Six Month Old Java Issue Still Plagues Mac
Paul Henry - May 20th, 2009
With a six month old critical Java vulnerability currently being exploited in the wild, it is vital for Apple to address this vulnerability immediately to protect its current Mac users. Most other operating systems such as Microsoft Windows and other major Linux distributions such as Red Hat, Suse as well as HP fixed the bug months ago.
Application add-on issues are nothing new. In the Browser Tip of The Iceberg report published in 2008, it was browser add-ons that remained un-patched, which accounted for a large portion of browser insecurities. A recent story in The Register provided additional details on the Java/Mac issue and we agree with the suggestion that Mac owners disable Java in the Safari browser as well as disable the “Open safe files after downloading” setting in Safari to remain protected until Apple releases an official fix for the vulnerability.
Many of you will probably remember Microsoft using add-ons as at least part of the reason for Vista security woes back in 2006. Microsoft is perhaps in a position to point to others as numerous third party vendors provide Microsoft with compatible add-on software in order to play a part in the install base of Microsoft users. Third party vendor support on the Apple platform is usually a lower priority than on Windows, and this can leave vulnerabilities in an un-patched state for a significantly longer time.

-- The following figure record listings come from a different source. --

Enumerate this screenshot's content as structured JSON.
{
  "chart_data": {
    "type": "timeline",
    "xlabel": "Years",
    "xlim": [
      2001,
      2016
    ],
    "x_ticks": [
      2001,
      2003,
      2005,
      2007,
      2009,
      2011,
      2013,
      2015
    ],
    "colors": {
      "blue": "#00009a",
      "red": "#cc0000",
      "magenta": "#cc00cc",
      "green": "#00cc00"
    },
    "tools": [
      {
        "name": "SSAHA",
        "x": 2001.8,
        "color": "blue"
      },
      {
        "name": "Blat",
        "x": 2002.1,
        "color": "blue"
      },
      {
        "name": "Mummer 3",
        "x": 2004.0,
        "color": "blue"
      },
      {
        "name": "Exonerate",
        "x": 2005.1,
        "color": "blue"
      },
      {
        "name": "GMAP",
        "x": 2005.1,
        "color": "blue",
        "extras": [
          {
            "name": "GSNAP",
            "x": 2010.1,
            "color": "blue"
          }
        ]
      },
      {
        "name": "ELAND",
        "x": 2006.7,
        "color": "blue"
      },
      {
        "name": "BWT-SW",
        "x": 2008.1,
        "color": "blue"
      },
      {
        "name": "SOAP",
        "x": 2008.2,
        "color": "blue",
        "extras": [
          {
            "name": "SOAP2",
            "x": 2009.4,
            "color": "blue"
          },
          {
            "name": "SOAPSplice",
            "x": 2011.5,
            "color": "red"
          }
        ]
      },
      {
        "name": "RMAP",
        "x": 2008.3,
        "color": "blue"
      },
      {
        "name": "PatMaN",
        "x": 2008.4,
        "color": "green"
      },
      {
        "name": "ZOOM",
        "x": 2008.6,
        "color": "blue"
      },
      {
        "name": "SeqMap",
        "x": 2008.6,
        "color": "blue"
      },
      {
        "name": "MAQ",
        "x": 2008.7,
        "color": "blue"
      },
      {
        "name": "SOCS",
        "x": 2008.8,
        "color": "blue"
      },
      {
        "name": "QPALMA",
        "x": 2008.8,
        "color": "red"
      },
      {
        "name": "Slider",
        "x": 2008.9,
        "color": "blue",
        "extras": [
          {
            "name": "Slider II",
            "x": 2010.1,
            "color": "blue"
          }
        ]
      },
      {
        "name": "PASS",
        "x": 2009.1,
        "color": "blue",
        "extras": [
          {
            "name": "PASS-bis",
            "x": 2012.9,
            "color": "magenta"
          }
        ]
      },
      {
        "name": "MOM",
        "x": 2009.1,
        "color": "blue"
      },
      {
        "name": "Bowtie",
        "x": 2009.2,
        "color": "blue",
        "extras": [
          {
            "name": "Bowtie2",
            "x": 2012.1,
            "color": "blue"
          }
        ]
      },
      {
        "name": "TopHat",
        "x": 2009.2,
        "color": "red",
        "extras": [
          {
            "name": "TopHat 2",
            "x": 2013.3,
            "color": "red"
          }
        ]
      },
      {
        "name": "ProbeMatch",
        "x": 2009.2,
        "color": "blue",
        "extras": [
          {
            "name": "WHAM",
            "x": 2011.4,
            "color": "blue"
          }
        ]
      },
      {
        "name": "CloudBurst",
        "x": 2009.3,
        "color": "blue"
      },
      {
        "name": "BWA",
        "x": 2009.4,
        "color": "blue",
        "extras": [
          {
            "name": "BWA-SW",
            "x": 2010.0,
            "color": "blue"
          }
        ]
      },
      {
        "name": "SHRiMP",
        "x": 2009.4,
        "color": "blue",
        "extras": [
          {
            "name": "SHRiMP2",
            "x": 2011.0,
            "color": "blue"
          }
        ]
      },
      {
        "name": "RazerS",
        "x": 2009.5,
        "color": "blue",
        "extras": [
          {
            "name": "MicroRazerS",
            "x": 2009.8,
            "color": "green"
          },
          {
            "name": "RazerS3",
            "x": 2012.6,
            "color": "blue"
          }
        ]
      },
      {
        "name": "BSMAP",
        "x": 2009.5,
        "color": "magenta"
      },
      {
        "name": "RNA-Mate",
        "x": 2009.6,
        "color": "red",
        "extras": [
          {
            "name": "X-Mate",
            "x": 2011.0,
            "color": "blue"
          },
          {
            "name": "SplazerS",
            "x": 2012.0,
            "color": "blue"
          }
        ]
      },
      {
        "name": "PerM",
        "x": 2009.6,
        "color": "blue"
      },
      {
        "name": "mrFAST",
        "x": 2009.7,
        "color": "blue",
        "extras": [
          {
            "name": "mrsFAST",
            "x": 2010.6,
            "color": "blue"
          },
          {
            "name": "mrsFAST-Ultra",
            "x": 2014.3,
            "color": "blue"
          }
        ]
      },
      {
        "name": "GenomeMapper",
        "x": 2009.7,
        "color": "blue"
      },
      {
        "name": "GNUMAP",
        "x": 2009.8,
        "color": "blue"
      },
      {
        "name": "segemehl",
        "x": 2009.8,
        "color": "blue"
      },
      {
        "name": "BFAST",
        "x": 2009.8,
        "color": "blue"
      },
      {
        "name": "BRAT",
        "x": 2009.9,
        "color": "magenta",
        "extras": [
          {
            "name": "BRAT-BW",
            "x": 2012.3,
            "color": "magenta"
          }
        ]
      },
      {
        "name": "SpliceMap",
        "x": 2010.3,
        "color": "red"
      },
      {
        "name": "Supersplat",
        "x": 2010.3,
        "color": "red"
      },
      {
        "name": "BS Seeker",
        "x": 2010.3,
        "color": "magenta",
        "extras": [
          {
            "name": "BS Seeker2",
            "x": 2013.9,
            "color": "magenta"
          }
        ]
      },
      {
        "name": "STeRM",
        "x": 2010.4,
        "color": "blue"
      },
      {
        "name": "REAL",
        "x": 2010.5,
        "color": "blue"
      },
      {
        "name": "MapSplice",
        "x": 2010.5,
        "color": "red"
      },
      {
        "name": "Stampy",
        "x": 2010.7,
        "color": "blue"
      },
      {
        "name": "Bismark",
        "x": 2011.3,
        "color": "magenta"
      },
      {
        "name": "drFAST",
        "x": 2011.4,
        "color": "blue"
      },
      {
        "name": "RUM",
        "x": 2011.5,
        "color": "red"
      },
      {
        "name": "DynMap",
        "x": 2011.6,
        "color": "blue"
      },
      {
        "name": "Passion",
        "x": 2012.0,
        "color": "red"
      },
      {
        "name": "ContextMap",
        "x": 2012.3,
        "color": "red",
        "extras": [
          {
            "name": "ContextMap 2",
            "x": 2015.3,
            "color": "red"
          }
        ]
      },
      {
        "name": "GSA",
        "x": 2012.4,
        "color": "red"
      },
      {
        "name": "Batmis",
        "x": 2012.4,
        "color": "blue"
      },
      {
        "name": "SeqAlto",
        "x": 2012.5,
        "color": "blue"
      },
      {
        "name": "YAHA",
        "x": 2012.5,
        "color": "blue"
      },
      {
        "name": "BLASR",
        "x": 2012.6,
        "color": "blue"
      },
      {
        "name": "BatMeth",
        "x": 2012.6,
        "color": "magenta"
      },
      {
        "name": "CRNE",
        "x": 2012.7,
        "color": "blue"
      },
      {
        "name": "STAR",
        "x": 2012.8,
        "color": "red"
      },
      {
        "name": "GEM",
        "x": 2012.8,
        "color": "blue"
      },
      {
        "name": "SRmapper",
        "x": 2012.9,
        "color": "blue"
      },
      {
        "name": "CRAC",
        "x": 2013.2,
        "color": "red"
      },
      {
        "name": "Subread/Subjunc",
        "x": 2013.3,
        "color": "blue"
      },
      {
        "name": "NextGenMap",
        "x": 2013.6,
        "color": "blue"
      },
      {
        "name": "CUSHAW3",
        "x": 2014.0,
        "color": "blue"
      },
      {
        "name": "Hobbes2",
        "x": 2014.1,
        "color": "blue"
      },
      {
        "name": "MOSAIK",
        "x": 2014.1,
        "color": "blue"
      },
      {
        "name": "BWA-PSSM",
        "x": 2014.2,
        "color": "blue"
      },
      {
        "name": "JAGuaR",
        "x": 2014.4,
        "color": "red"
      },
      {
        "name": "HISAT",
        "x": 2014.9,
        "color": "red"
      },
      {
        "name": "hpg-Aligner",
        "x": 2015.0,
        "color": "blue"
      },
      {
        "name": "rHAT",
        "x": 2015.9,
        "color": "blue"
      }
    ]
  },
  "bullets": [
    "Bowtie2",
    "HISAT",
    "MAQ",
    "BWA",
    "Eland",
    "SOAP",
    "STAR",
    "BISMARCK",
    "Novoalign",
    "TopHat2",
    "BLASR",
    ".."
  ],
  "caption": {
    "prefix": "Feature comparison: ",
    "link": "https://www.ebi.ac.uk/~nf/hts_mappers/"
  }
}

Application add-on’s can create major security headaches and all too often, these add-ons are simply left out of our Vulnerability Management programs. Administrators need to carefully weave these critical applications into their patch management process and create a plan to continually assess and monitor the status of these applications on a regular basis. This way when a vendor releases a patch for any given vulnerability such as the Java one that is the subject of this post, you can immediately and automatically apply the remediation to prevent exploitation. If there is no patch available, we encourage you to look at vendor workarounds to apply them manually until an official vendor patch is available.